As a ferocious reader with an insatiable appetite for print, I vividly recall picking-up a copy of The New Yorker in Saudi Arabia after school as a teen, determined to read it cover-to-cover — only to find myself mentally, intellectually and physically exhausted after deciphering a single lyrical and Herculean-sized long-form piece.
Reading The New Yorker still makes one both feel smarter — and perhaps not smart enough — at the very same time. Just like the documentary.
Much like Vogue’s 2009 documentary, “The September Issue,” which followed (now retired) editor-in-chief Anna Wintour as she prepared for the September 2007 issue; this documentary largely centered on the making of the Feb. 17 & 24, 2025 multi-cover edition.
A quintessentially New York staple that readers either love or loathe — or both — the magazine has long been seen as a highbrow publication for the “elite.”
But The New Yorker is in on the joke.

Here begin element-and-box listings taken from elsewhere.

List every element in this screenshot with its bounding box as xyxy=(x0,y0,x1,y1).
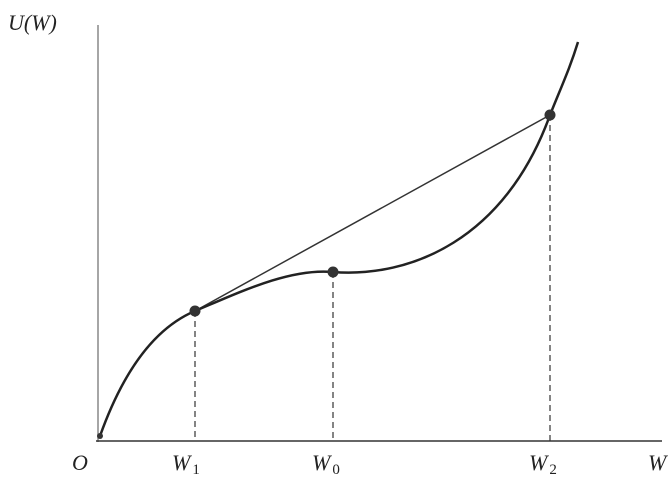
point-label-main: W xyxy=(529,450,549,475)
utility-curve xyxy=(100,42,578,436)
point-label-sub: 2 xyxy=(549,462,557,478)
point xyxy=(328,267,339,278)
diagram: U(W) O W W1 W0 W2 xyxy=(0,0,670,479)
chord xyxy=(195,115,550,311)
point xyxy=(190,306,201,317)
point-label-sub: 0 xyxy=(332,462,340,478)
x-axis-label: W xyxy=(648,450,668,475)
point-label-main: W xyxy=(172,450,192,475)
point-label-main: W xyxy=(312,450,332,475)
point xyxy=(545,110,556,121)
origin-point xyxy=(97,433,103,439)
point-label-sub: 1 xyxy=(192,462,200,478)
y-axis-label: U(W) xyxy=(8,10,57,35)
origin-label: O xyxy=(72,450,88,475)
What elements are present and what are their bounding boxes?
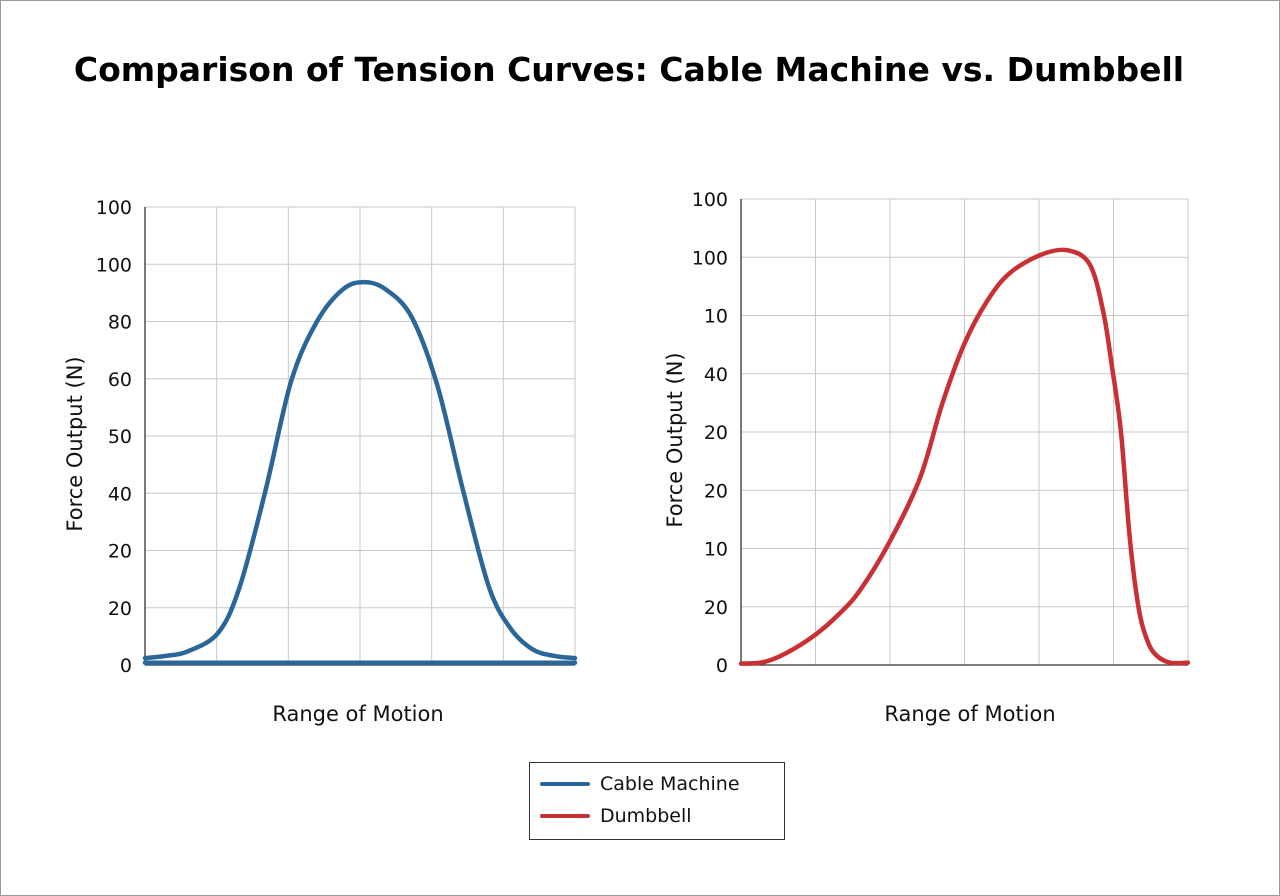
legend-label: Dumbbell — [600, 805, 692, 827]
y-axis-label: Force Output (N) — [63, 356, 87, 531]
legend-item-dumbbell: Dumbbell — [540, 805, 692, 827]
y-tick-label: 40 — [704, 364, 728, 386]
x-axis-label: Range of Motion — [272, 702, 443, 726]
y-tick-label: 20 — [108, 541, 132, 563]
y-tick-label: 20 — [704, 480, 728, 502]
y-tick-label: 100 — [692, 189, 728, 211]
series-line-cable-machine — [142, 279, 578, 661]
y-tick-label: 50 — [108, 426, 132, 448]
chart-2: 0 20 10 20 20 40 10 100 100 Range of Motion Force … — [663, 189, 1191, 726]
y-tick-label: 100 — [692, 247, 728, 269]
chart-title: Comparison of Tension Curves: Cable Mach… — [73, 50, 1185, 89]
legend-swatch-dumbbell — [540, 814, 590, 818]
y-tick-label: 20 — [108, 598, 132, 620]
y-tick-label: 20 — [704, 422, 728, 444]
y-tick-label: 60 — [108, 369, 132, 391]
legend-item-cable-machine: Cable Machine — [540, 773, 740, 795]
y-tick-label: 0 — [120, 655, 132, 677]
y-tick-label: 100 — [96, 254, 132, 276]
y-tick-label: 100 — [96, 197, 132, 219]
legend-label: Cable Machine — [600, 773, 740, 795]
legend-swatch-cable-machine — [540, 782, 590, 786]
y-tick-label: 20 — [704, 597, 728, 619]
series-line-dumbbell — [738, 247, 1191, 666]
y-tick-label: 10 — [704, 306, 728, 328]
chart-1: 0 20 20 40 50 60 80 100 100 Range of Motion Force … — [63, 197, 578, 726]
y-axis-label: Force Output (N) — [663, 352, 687, 527]
y-tick-label: 10 — [704, 539, 728, 561]
y-tick-label: 40 — [108, 483, 132, 505]
x-axis-label: Range of Motion — [884, 702, 1055, 726]
legend: Cable Machine Dumbbell — [529, 762, 785, 840]
y-tick-label: 80 — [108, 312, 132, 334]
y-tick-label: 0 — [716, 655, 728, 677]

It never did take itself too seriously.
Directed by Marshall Curry, the documentary opened the doors to the publication’s meticulous world, offering viewers a rare look inside the issues within the magazine’s issues.
Narrated by actress Julianne Moore, it included sit-down interviews with famous figures, largely offering gushing testimonials.
It, of course, included many cameos from pop culture references such as from “Seinfeld,” “The Good Place” and others.
It also mentioned New Yorker’s famed late writers Anthony Bourdain and Truman Capote, and Ronan Farrow.
As a journalist myself, I enjoyed the behind-the-scenes peeks into staff meetings and editing discussions, including the line-by-line fact-checking process.
While lovingly headquartered in New York — and now based at One World Trade Center after decades in the heart of Times Square — the magazine has long published dispatches from elsewhere in the country and around the world.
I wish there had been more airtime dedicated to Jeanette “Jane” Cole Grant, who co-founded the magazine with her husband-at-the-time, Harold Ross, during the Roaring Twenties.
Ironically, neither founder hailed from New York — Grant arrived from Missouri at 16 to pursue singing before becoming a journalist on staff at The New York Times — and Ross came from a Colorado mining town.
Perhaps more bizarrely, Ross, who served as the first editor-in-chief of The New Yorker — known today for its intricate reporting and 11 Pulitzer Prizes — had dropped out of school at 13. He served as lead editor for 26 years until his death, guided by instinct and surrounded by talented writers he hired.
As the Pulitzer Prize-winning journalist and the magazine’s fifth editor-in-chief, David Remnick has held the role since 1998. “It is a place that publishes a 15,000-word profile of a musician one week, a 9,000-word account from Southern Lebanon, with gag cartoons interspersed in them,” he said in one scene.
It also offered a glimpse of the leadership of his predecessor, the vivacious and provocative Tina Brown, who served as editor-in-chief for six years starting in 1992.
No woman has held the top editor position before or since her tenure.
Some of the most compelling moments in the documentary, for me, showed journalists scribbling in reporter notebooks in darkened movie theaters, rocking-out in dingy punk shows, and reporting from political rallies while life unfolded around them.
These journalists were not sitting in diners, merely chasing the money or seated in corner offices; they were on the ground, focused on accuracy and texture, intent on portraying what it meant to be a New Yorker who cared about the world, both beyond the city’s borders and within them.
While Arab bylines remain limited, the insights from current marginalized writers and editors showed how the magazine has been trying to diversify and include more contributors of color. They are still working on it.
A century in, this documentary feels like an issue of The New Yorker — except perhaps easier to complete.